Question
What are the factors or causes of epilepsy?
Answer
Common causes of epilepsy include:
- Congenital malformations: such as chromosomal abnormalities, congenital hydrocephalus, microcephaly, incomplete corpus callosum, incomplete cortical development, and others.
- Prenatal and perinatal diseases: Birth injuries are common causes of symptomatic infantile spasms.
- Post-hypertensive sequelae following high fever convulsions: Severe and persistent high fever convulsions can lead to brain damage including neuronal loss and gliosis, primarily in the medial surface of the temporal lobe, especially in the hippocampus. 4.Brain injury: Post-traumatic epilepsy following brain injury may be accompanied by depressed fractures, dura mater tears, and regional neurological symptoms, leading to long-term memory impairment.

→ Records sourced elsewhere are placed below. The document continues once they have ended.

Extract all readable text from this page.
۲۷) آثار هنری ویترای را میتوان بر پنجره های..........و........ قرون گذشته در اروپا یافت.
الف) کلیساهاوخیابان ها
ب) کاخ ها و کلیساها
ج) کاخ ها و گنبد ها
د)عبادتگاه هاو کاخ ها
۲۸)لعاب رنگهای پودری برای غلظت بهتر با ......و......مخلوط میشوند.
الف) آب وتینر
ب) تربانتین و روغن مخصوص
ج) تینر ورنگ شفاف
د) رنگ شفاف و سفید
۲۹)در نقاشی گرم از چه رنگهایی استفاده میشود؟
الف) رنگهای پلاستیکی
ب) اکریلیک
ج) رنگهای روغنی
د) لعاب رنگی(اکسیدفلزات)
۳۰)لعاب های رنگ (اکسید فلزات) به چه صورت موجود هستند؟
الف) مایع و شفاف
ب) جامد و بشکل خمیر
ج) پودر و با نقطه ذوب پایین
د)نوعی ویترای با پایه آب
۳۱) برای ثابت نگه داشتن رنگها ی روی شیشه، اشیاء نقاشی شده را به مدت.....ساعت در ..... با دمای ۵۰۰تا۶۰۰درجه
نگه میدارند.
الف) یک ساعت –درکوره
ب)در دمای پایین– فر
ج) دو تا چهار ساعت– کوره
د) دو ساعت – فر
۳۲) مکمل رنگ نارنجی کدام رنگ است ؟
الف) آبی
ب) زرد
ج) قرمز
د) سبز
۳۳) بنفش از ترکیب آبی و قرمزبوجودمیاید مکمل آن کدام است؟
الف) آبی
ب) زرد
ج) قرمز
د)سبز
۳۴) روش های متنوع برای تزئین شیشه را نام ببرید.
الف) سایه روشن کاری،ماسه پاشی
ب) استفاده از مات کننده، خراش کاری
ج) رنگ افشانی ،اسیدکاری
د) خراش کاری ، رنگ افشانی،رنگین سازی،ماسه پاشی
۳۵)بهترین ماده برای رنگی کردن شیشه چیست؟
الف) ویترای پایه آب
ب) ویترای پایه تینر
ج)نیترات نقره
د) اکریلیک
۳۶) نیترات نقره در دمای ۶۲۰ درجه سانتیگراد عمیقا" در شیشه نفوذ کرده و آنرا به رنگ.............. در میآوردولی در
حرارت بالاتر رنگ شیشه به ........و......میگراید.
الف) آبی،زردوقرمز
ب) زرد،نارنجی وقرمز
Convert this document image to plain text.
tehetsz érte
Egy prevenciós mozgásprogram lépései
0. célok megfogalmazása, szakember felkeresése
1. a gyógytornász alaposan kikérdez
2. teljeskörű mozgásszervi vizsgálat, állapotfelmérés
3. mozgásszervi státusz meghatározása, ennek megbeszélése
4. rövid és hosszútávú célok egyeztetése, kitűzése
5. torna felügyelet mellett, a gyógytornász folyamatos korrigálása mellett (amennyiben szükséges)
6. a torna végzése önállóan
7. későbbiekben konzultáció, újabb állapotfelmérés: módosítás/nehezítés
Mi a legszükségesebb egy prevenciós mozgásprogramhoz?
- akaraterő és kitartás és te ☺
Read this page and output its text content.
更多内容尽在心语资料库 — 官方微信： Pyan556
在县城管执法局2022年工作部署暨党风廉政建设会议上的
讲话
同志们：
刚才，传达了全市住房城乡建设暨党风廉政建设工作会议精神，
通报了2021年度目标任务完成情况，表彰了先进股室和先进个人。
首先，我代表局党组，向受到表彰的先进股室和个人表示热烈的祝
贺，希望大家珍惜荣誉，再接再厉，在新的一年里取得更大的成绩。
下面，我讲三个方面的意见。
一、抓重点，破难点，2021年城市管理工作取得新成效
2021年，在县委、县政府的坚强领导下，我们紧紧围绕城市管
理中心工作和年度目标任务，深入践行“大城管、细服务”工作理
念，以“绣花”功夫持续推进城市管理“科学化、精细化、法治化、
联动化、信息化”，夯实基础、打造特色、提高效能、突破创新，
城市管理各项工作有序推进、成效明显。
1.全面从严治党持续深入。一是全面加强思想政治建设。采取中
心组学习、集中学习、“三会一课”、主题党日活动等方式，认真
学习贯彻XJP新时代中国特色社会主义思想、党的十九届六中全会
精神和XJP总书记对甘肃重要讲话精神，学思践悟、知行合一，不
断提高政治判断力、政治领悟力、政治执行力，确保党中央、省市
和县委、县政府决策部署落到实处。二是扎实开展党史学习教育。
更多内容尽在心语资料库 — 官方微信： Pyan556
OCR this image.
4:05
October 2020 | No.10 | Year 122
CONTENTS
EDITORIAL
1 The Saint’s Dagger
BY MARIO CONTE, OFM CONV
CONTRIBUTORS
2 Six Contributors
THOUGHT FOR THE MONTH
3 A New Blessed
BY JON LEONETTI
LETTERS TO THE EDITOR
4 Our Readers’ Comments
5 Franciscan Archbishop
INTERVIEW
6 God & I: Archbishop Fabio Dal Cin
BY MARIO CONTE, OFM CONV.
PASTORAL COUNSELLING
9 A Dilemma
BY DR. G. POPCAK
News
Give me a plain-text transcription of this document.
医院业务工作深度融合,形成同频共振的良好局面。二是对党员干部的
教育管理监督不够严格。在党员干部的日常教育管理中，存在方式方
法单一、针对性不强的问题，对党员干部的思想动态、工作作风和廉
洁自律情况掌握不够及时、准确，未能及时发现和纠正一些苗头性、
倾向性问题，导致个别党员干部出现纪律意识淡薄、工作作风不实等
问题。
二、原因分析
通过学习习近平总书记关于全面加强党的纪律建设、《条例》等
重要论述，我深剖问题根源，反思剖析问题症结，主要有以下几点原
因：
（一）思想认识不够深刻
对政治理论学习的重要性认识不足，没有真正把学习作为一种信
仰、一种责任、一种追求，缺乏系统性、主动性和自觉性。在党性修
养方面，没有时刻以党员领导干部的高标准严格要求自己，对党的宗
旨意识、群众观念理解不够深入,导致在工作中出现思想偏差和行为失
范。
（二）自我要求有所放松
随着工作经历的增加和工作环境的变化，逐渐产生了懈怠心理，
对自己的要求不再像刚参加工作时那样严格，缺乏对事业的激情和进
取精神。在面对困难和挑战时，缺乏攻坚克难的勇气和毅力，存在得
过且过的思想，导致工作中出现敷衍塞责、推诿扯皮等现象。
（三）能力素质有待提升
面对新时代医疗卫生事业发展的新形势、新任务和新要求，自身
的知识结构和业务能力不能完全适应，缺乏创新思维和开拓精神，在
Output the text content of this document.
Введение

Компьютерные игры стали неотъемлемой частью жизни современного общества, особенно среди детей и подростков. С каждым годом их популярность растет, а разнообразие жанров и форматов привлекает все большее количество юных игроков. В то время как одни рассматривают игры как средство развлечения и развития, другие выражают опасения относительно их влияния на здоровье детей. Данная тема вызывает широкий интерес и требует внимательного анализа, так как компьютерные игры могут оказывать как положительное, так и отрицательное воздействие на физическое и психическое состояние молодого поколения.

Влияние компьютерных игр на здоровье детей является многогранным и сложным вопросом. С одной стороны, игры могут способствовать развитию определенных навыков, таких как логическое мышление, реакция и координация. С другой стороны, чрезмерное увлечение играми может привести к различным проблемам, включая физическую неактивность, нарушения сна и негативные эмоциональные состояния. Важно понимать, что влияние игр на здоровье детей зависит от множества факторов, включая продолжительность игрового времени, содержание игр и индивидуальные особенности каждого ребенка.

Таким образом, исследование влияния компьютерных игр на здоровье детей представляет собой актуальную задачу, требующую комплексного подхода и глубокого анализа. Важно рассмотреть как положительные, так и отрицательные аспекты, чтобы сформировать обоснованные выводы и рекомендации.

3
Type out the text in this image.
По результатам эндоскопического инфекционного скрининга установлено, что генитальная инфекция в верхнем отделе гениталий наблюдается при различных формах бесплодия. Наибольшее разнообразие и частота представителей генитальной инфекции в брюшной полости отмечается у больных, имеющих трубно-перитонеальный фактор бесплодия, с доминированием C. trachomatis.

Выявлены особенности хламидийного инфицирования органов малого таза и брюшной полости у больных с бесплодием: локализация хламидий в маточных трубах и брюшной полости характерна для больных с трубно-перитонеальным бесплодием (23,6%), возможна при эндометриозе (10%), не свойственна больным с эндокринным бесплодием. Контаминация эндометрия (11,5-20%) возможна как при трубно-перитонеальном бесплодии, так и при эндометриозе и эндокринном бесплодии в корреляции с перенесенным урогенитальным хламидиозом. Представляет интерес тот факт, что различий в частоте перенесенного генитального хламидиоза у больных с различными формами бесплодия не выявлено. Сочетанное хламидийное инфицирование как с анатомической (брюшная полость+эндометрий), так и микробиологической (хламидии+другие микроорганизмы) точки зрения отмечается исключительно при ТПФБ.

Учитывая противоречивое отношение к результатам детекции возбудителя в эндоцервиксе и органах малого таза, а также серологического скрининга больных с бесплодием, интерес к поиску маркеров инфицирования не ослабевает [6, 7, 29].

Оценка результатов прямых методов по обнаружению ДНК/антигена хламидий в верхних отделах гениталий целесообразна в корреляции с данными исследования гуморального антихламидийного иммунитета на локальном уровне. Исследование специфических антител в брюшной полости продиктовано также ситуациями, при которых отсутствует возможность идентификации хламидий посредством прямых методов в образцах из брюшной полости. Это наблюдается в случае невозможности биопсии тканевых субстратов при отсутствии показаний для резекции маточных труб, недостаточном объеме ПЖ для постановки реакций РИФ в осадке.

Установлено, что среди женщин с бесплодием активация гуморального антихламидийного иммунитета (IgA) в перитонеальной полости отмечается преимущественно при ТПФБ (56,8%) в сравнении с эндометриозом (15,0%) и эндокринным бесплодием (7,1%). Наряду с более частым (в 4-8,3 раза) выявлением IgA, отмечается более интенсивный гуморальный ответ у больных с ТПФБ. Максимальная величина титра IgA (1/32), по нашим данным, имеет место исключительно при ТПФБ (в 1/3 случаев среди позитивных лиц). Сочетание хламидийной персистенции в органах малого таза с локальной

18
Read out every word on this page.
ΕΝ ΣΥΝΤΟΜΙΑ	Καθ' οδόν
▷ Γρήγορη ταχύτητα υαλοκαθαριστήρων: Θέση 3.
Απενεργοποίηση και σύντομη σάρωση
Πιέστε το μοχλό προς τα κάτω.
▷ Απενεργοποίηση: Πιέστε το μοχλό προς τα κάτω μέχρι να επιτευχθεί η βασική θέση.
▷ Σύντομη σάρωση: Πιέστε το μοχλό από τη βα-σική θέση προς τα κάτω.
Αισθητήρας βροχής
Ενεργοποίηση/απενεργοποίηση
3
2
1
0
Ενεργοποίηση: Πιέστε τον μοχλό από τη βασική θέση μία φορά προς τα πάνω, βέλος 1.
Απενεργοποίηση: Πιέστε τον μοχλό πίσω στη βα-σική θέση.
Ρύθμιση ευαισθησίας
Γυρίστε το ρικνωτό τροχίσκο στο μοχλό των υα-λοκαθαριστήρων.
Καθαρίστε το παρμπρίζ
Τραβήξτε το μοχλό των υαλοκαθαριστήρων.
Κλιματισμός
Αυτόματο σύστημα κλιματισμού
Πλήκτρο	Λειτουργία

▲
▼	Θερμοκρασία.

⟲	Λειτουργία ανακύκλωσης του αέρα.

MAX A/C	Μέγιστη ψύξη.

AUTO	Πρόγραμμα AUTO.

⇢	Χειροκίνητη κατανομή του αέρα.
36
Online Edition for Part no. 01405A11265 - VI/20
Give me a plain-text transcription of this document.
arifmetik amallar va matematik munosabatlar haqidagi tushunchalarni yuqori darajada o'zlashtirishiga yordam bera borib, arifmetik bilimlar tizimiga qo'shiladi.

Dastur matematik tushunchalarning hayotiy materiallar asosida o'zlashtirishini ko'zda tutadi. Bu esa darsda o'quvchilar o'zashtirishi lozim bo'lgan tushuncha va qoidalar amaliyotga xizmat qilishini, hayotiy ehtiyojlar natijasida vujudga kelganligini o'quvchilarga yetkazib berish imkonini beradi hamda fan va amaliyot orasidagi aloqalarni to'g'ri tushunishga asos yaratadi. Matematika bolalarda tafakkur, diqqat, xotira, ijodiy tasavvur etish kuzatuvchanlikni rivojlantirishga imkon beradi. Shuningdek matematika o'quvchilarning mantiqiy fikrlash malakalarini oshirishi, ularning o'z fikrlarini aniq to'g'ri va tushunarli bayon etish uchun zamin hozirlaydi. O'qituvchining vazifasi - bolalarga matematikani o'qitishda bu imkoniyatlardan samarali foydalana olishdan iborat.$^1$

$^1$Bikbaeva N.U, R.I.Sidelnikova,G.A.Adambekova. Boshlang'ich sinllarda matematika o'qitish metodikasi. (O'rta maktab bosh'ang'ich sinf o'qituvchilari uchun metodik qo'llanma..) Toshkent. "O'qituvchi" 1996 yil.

- Infections: Seen in various bacterial meningitis, brain abscesses, granulomas, viral encephalitis, and parasitic diseases such as cysticercosis, schistosomiasis, and toxoplasmosis.
- Poisoning: Lead, mercury, carbon monoxide, alcohol, atropine, isoniazid poisoning, and systemic diseases such as preeclampsia syndrome and uremia can all cause epilepsy.
- Intracranial tumors
- Cerebrovascular diseases: Besides cerebrovascular anomalies and subarachnoid hemorrhage leading to epilepsy at a younger age, post-stroke epilepsy is more common in middle-aged and elderly individuals, especially with cerebral embolism, cerebral thrombosis, and multiple lacunar recurrence. Hypertensive encephalopathy also often accompanies epilepsy.
- Nutritional and metabolic diseases: Rickets often occurs with epilepsy in children. In adults, hypoglycemia due to insulinoma, diabetes mellitus, hyperthyroidism, hypoparathyroidism, vitamin B6 deficiency, and other systemic diseases can all lead to epilepsy.